Hundreds of people who have daily delivery subscriptions to The Star have turned up dead in the last several months. George Maynard, beloved husband of Melanie and father of two young children, passed away last March at the age of 42 for reasons that to this point have baffled his doctors. He also had daily home delivery of The Toronto Star to his home in Markham, which he started just four months earlier during a subscription drive at a local trade show. Melanie doesn’t want to place the blame on The Star, but is still looking for an answer as to why she is left widowed- caring for two devastated fatherless children.
“Toxins from the ink used in newspapers could reasonably be absorbed through the skin, causing any number of health problems to people who might have a sensitivity.” – Dr. Xaing Suh Lin
“George loved to read the paper every day before going to work. He used to read the sports section first and then take the front section with him for his GO Train commute to the city. None of us (Melanie or her grieving children- Alex, 12 and Becky, 8) really ever read the paper, just George. But Becky used a few clipping from the paper in a school project a few weeks ago and she had flu like symptoms and stayed home this week. I’m a little bit concerned. Recently we switched lining our hamster cage with shredded newspaper and poor Gooper died within a few weeks of the switch. He was only two years old.”, recalls Melanie- bravely choking back tears. “My Naturopath told me that these things might be related, and is now suggesting I put the entire family on a special herbal supplement that she says will help boost our immune system.”

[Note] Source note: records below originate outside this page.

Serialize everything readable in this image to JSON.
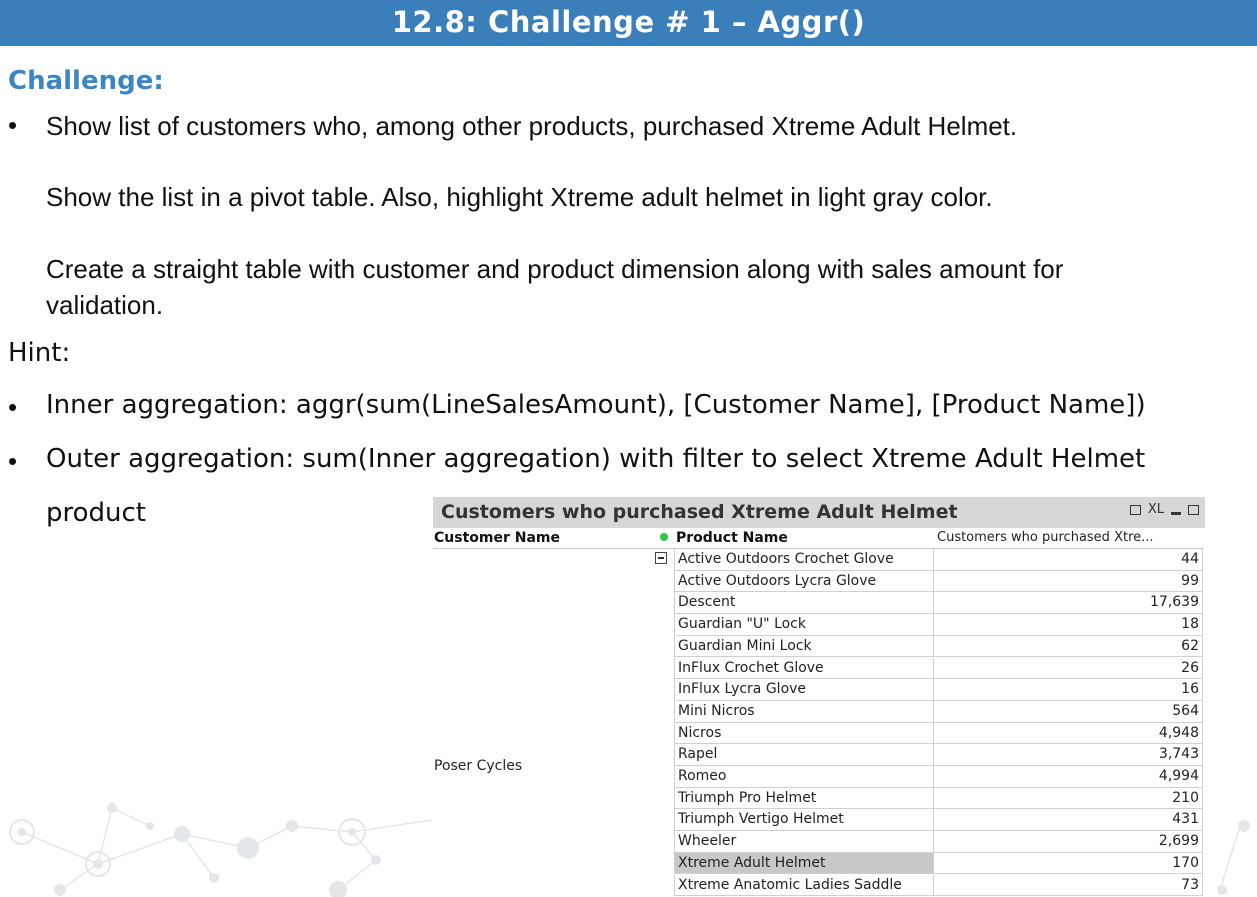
{
  "slide": {
    "title": "12.8: Challenge # 1 – Aggr()",
    "challenge_heading": "Challenge:",
    "bullet_glyph": "•",
    "challenge_lines": [
      "Show list of customers who,  among other products, purchased Xtreme Adult Helmet.",
      "Show the list in a pivot table. Also, highlight Xtreme adult helmet in light gray color.",
      "Create a straight table with customer and product dimension along with sales amount for",
      "validation."
    ],
    "hint_heading": "Hint:",
    "hint_lines": [
      "Inner aggregation:  aggr(sum(LineSalesAmount), [Customer Name], [Product Name])",
      "Outer aggregation:  sum(Inner aggregation)  with filter to select Xtreme Adult Helmet",
      "product"
    ]
  },
  "pivot_table": {
    "title": "Customers who purchased Xtreme Adult Helmet",
    "header_icons": [
      "print-icon",
      "excel-xl-icon",
      "minimize-icon",
      "maximize-icon"
    ],
    "xl_label": "XL",
    "columns": {
      "customer": "Customer Name",
      "product": "Product Name",
      "value": "Customers who purchased Xtre..."
    },
    "customer": "Poser Cycles",
    "highlight_color": "#c8c8c8",
    "rows": [
      {
        "product": "Active Outdoors Crochet Glove",
        "value": "44"
      },
      {
        "product": "Active Outdoors Lycra Glove",
        "value": "99"
      },
      {
        "product": "Descent",
        "value": "17,639"
      },
      {
        "product": "Guardian \"U\" Lock",
        "value": "18"
      },
      {
        "product": "Guardian Mini Lock",
        "value": "62"
      },
      {
        "product": "InFlux Crochet Glove",
        "value": "26"
      },
      {
        "product": "InFlux Lycra Glove",
        "value": "16"
      },
      {
        "product": "Mini Nicros",
        "value": "564"
      },
      {
        "product": "Nicros",
        "value": "4,948"
      },
      {
        "product": "Rapel",
        "value": "3,743"
      },
      {
        "product": "Romeo",
        "value": "4,994"
      },
      {
        "product": "Triumph Pro Helmet",
        "value": "210"
      },
      {
        "product": "Triumph Vertigo Helmet",
        "value": "431"
      },
      {
        "product": "Wheeler",
        "value": "2,699"
      },
      {
        "product": "Xtreme Adult Helmet",
        "value": "170",
        "highlighted": true
      },
      {
        "product": "Xtreme Anatomic Ladies Saddle",
        "value": "73"
      }
    ]
  }
}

Melanie’s Naturopath is Xaing Suh Lin, N.D.- who practices out of her storefront in Markham. “The skin is the largest organ in the body, and it is a breathing organ”, she says, “Toxins from the ink used in newspapers could reasonably be absorbed through the skin, causing any number of health problems to people who might have a sensitivity.” Dr. Xaing says that although there is no conclusive proof that ink from The Star newspaper caused George’s death or the other health issues facing his grief-ridden family “there is no reason to believe that these issues are not related to the newspaper, either.”

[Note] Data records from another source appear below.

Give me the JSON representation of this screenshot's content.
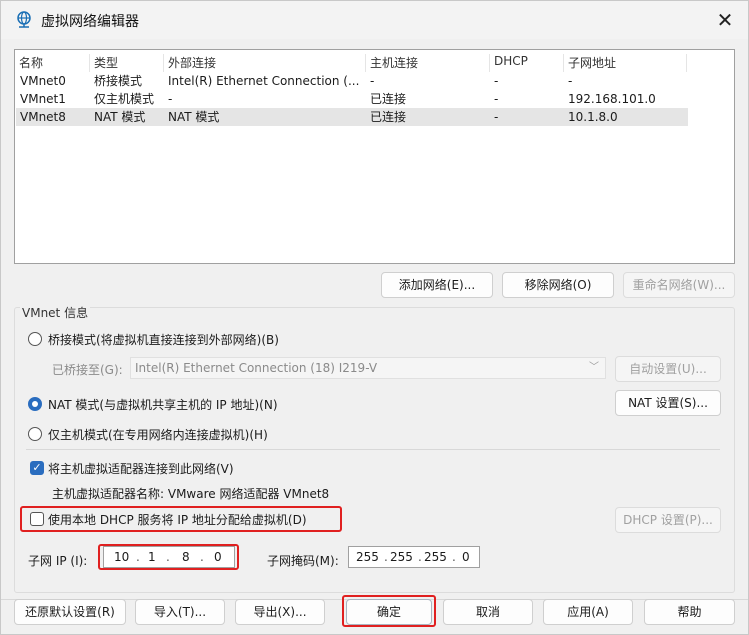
{
  "window": {
    "title": "虚拟网络编辑器",
    "close": "✕"
  },
  "table": {
    "headers": [
      "名称",
      "类型",
      "外部连接",
      "主机连接",
      "DHCP",
      "子网地址"
    ],
    "rows": [
      [
        "VMnet0",
        "桥接模式",
        "Intel(R) Ethernet Connection (...",
        "-",
        "-",
        "-"
      ],
      [
        "VMnet1",
        "仅主机模式",
        "-",
        "已连接",
        "-",
        "192.168.101.0"
      ],
      [
        "VMnet8",
        "NAT 模式",
        "NAT 模式",
        "已连接",
        "-",
        "10.1.8.0"
      ]
    ],
    "selected_row": 2
  },
  "list_buttons": {
    "add": "添加网络(E)...",
    "remove": "移除网络(O)",
    "rename": "重命名网络(W)..."
  },
  "vmnet_info": {
    "group_label": "VMnet 信息",
    "bridge_label": "桥接模式(将虚拟机直接连接到外部网络)(B)",
    "bridge_to_label": "已桥接至(G):",
    "bridge_to_value": "Intel(R) Ethernet Connection (18) I219-V",
    "auto_button": "自动设置(U)...",
    "nat_label": "NAT 模式(与虚拟机共享主机的 IP 地址)(N)",
    "nat_button": "NAT 设置(S)...",
    "hostonly_label": "仅主机模式(在专用网络内连接虚拟机)(H)",
    "connect_adapter_label": "将主机虚拟适配器连接到此网络(V)",
    "adapter_name_label": "主机虚拟适配器名称: VMware 网络适配器 VMnet8",
    "dhcp_label": "使用本地 DHCP 服务将 IP 地址分配给虚拟机(D)",
    "dhcp_button": "DHCP 设置(P)...",
    "subnet_ip_label": "子网 IP (I):",
    "subnet_ip": [
      "10",
      "1",
      "8",
      "0"
    ],
    "subnet_mask_label": "子网掩码(M):",
    "subnet_mask": [
      "255",
      "255",
      "255",
      "0"
    ],
    "selected_mode": "nat",
    "connect_adapter_checked": true,
    "dhcp_checked": false
  },
  "bottom_buttons": {
    "restore": "还原默认设置(R)",
    "import": "导入(T)...",
    "export": "导出(X)...",
    "ok": "确定",
    "cancel": "取消",
    "apply": "应用(A)",
    "help": "帮助"
  },
  "colors": {
    "accent": "#2a6dbf",
    "highlight": "#e02020",
    "selected_row": "#e5e5e5"
  },
  "icons": {
    "title": "globe-network-icon"
  }
}
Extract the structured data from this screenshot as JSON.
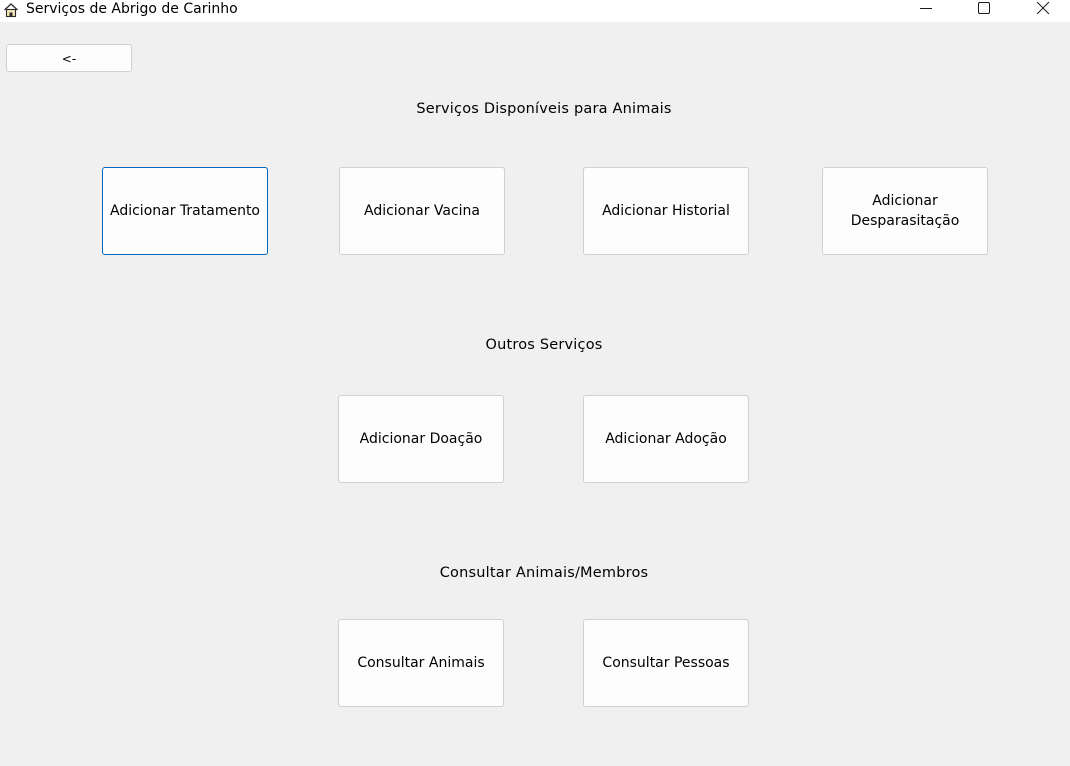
{
  "window": {
    "title": "Serviços de Abrigo de Carinho",
    "icon": "house-icon",
    "controls": [
      "minimize-icon",
      "maximize-icon",
      "close-icon"
    ]
  },
  "back_button": {
    "label": "<-"
  },
  "sections": {
    "animal_services": {
      "heading": "Serviços Disponíveis para Animais",
      "buttons": [
        {
          "label": "Adicionar Tratamento",
          "focused": true
        },
        {
          "label": "Adicionar Vacina"
        },
        {
          "label": "Adicionar Historial"
        },
        {
          "label": "Adicionar Desparasitação"
        }
      ]
    },
    "other_services": {
      "heading": "Outros Serviços",
      "buttons": [
        {
          "label": "Adicionar Doação"
        },
        {
          "label": "Adicionar Adoção"
        }
      ]
    },
    "consult": {
      "heading": "Consultar Animais/Membros",
      "buttons": [
        {
          "label": "Consultar Animais"
        },
        {
          "label": "Consultar Pessoas"
        }
      ]
    }
  },
  "colors": {
    "background": "#f0f0f0",
    "button_face": "#fdfdfd",
    "button_border": "#d0d0d0",
    "focus_border": "#0067c0"
  }
}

Melanie’s family physician doesn’t see a link between The Toronto Star and George’s unexpected death. He refused to be interviewed for this feature. “My doctor says this is all just a coincidence, but it seems like a lot of things happened over a very short span after we got the subscription”, Melanie says.
Raising Doubts has subsequently learned that The Toronto Star has been found in eight Emergency Rooms at various local Hospitals and at every home for the elderly that we have been able to contact. If the newspaper is responsible for health issues it seems inadvisable to have it in places where immunocomprimised people gather.
The people we interviewed for this story just want answers. They also want people to be better informed. Mohammed understands the risk of surfing the internet, but thinks that if The Star website was the reason for his life being so horribly disrupted then the paper has a duty to inform it’s readers that it might not be a safe corner of the internet. Melanie says that her family wants to know if the newspaper played a part in the death of her husband of 15 years- but also wants the public to be aware of the possible risks involved with reading the newspaper. “Maybe they could print a warning on the front page of every issue, warning people that there is a potential for harm”, says Melanie.
The Star was unavailable for comment at the time of publishing.
Editors note: This article is meant to illustrate what is wrong with The Toronto Star’s investigative report on the HPV vaccine Gardasil. The original article can be read here, as well as some good analysis of it here and here.